La déclaration était assez nette pour déterminer celui du Cabinet de Paris. Il fit choix de Paul de Laboulaye qui était alors ambassadeur de France à Madrid. Ce diplomate devait jouer à Saint-Pétersbourg un rôle si important qu’il est juste de dire qu’il a été l’artisan principal de l’alliance franco-russe, secondé d’ailleurs, il faut le reconnaître, par M. Flourens lorsque celui-ci fut devenu ministre des Affaires étrangères. Depuis cette époque, plusieurs de nos hommes d’Etat ont revendiqué le mérite d’avoir été les plus ardents à vouloir cette alliance. Le rôle du. Président Carnot, celui de Mme de Freycinet et Ribot et enfin celui du marquis de Montebello qui remplaça à Saint-Pétersbourg Paul de Laboulaye ont été considérables. Mais ces hommes éminents furent les ouvriers de la deuxième heure, et c’est Laboulaye qui leur avait préparé le terrain où le succès les attendait.

Au moment où il était rappelé de Madrid et désigné pour aller occuper en Russie la place laissée vacante par le général Appert, personne à Paris parmi les hommes politiques n’envisageait l’éventualité d’une alliance ferme avec la Russie. En 1875, le maréchal de Mac Mahon, le duc Decazes, le duc de Broglie, le comte de Chaudordy, l’avaient considérée comme nécessaire à l’équilibre européen. Mais leurs successeurs étaient encore loin d’y croire, et c’est du côté de l’Angleterre que le ministère Waddington avait cherché à en établir les bases, sans s’apercevoir, ainsi que cela résulte des décisions du Congrès de Berlin, qu’il faisait ainsi le jeu de l’Allemagne. Lorsque Gambetta, ayant pris le pouvoir au mois de décembre 1881, nomma le comte de Chaudordy ambassadeur en Russie, il lui dit : « Un rapprochement de la France et de la Itussie est à souhaiter, mais ce sera pour plus tard ; c’est un capital en réserve. » Quant au Président Grévy, il ne croyait pas que l’Alliance put devenir jamais une réalité.

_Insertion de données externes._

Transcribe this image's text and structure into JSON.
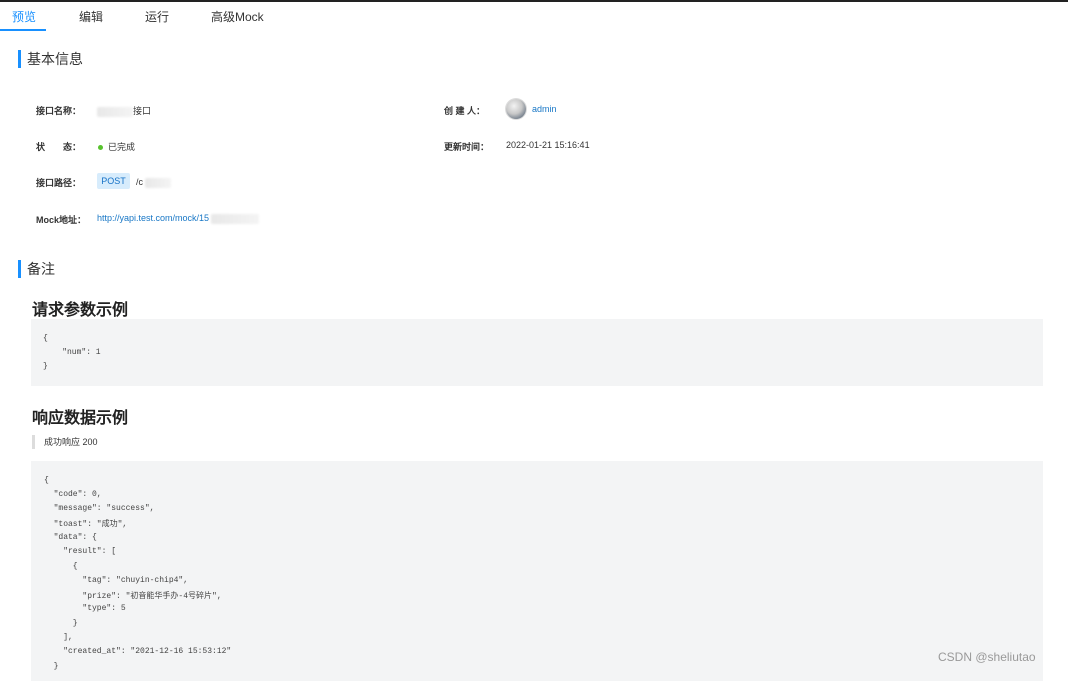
{
  "tabs": [
    {
      "label": "预览",
      "active": true
    },
    {
      "label": "编辑"
    },
    {
      "label": "运行"
    },
    {
      "label": "高级Mock"
    }
  ],
  "basic_info": {
    "title": "基本信息",
    "name_label": "接口名称：",
    "name_value": "接口",
    "creator_label": "创 建 人：",
    "creator_value": "admin",
    "status_label": "状　　态：",
    "status_value": "已完成",
    "status_color": "#57c22d",
    "updated_label": "更新时间：",
    "updated_value": "2022-01-21 15:16:41",
    "path_label": "接口路径：",
    "method": "POST",
    "path_value": "/c",
    "mock_label": "Mock地址：",
    "mock_value": "http://yapi.test.com/mock/15"
  },
  "remarks": {
    "title": "备注",
    "request_heading": "请求参数示例",
    "request_lines": [
      "{",
      "    \"num\": 1",
      "}"
    ],
    "response_heading": "响应数据示例",
    "response_status": "成功响应 200",
    "response_lines": [
      "{",
      "  \"code\": 0,",
      "  \"message\": \"success\",",
      "  \"toast\": \"成功\",",
      "  \"data\": {",
      "    \"result\": [",
      "      {",
      "        \"tag\": \"chuyin-chip4\",",
      "        \"prize\": \"初音能华手办-4号碎片\",",
      "        \"type\": 5",
      "      }",
      "    ],",
      "    \"created_at\": \"2021-12-16 15:53:12\"",
      "  }"
    ]
  },
  "watermark": "CSDN @sheliutao",
  "colors": {
    "accent": "#1890ff",
    "link": "#1877c6",
    "code_bg": "#f3f4f5"
  }
}
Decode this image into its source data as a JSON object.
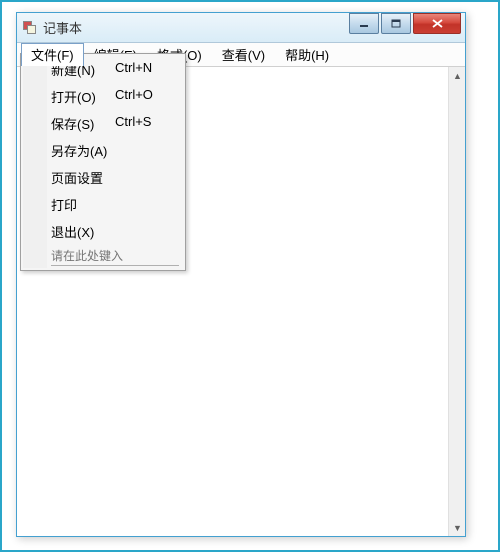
{
  "window": {
    "title": "记事本"
  },
  "menubar": {
    "items": [
      {
        "label": "文件(F)",
        "active": true
      },
      {
        "label": "编辑(E)",
        "active": false
      },
      {
        "label": "格式(O)",
        "active": false
      },
      {
        "label": "查看(V)",
        "active": false
      },
      {
        "label": "帮助(H)",
        "active": false
      }
    ]
  },
  "file_menu": {
    "items": [
      {
        "label": "新建(N)",
        "shortcut": "Ctrl+N"
      },
      {
        "label": "打开(O)",
        "shortcut": "Ctrl+O"
      },
      {
        "label": "保存(S)",
        "shortcut": "Ctrl+S"
      },
      {
        "label": "另存为(A)",
        "shortcut": ""
      },
      {
        "label": "页面设置",
        "shortcut": ""
      },
      {
        "label": "打印",
        "shortcut": ""
      },
      {
        "label": "退出(X)",
        "shortcut": ""
      }
    ],
    "input_placeholder": "请在此处键入"
  },
  "textarea": {
    "value": ""
  }
}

Laboulaye, à la veille de son départ, étant allé prendre congé de lui et lui ayant demandé s’il n’avait rien à faire dire à l’Empereur, s’attira cette réponse : « Absolument rien ; nous n’avons rien à en attendre. »

C’est l’opinion qu’il ne cessa d’exprimer jusqu’à la fin de sa présidence ; il la manifestait toutes les fois qu’on parlait devant lui de l’éventualité d’un rapprochement de la France avec le gouvernement impérial.

Entre temps, M. de Freycinet qui siégeait alors au quai d’Orsay, prévenu par le comte d’Ormesson des désirs de l’empereur Alexandre, avait dressé une liste de trois noms, afin de permettre au souverain de choisir lui-même ; mais il eut soin de mettre on tôle celui de Laboulaye, qui fut tout naturellement agréé.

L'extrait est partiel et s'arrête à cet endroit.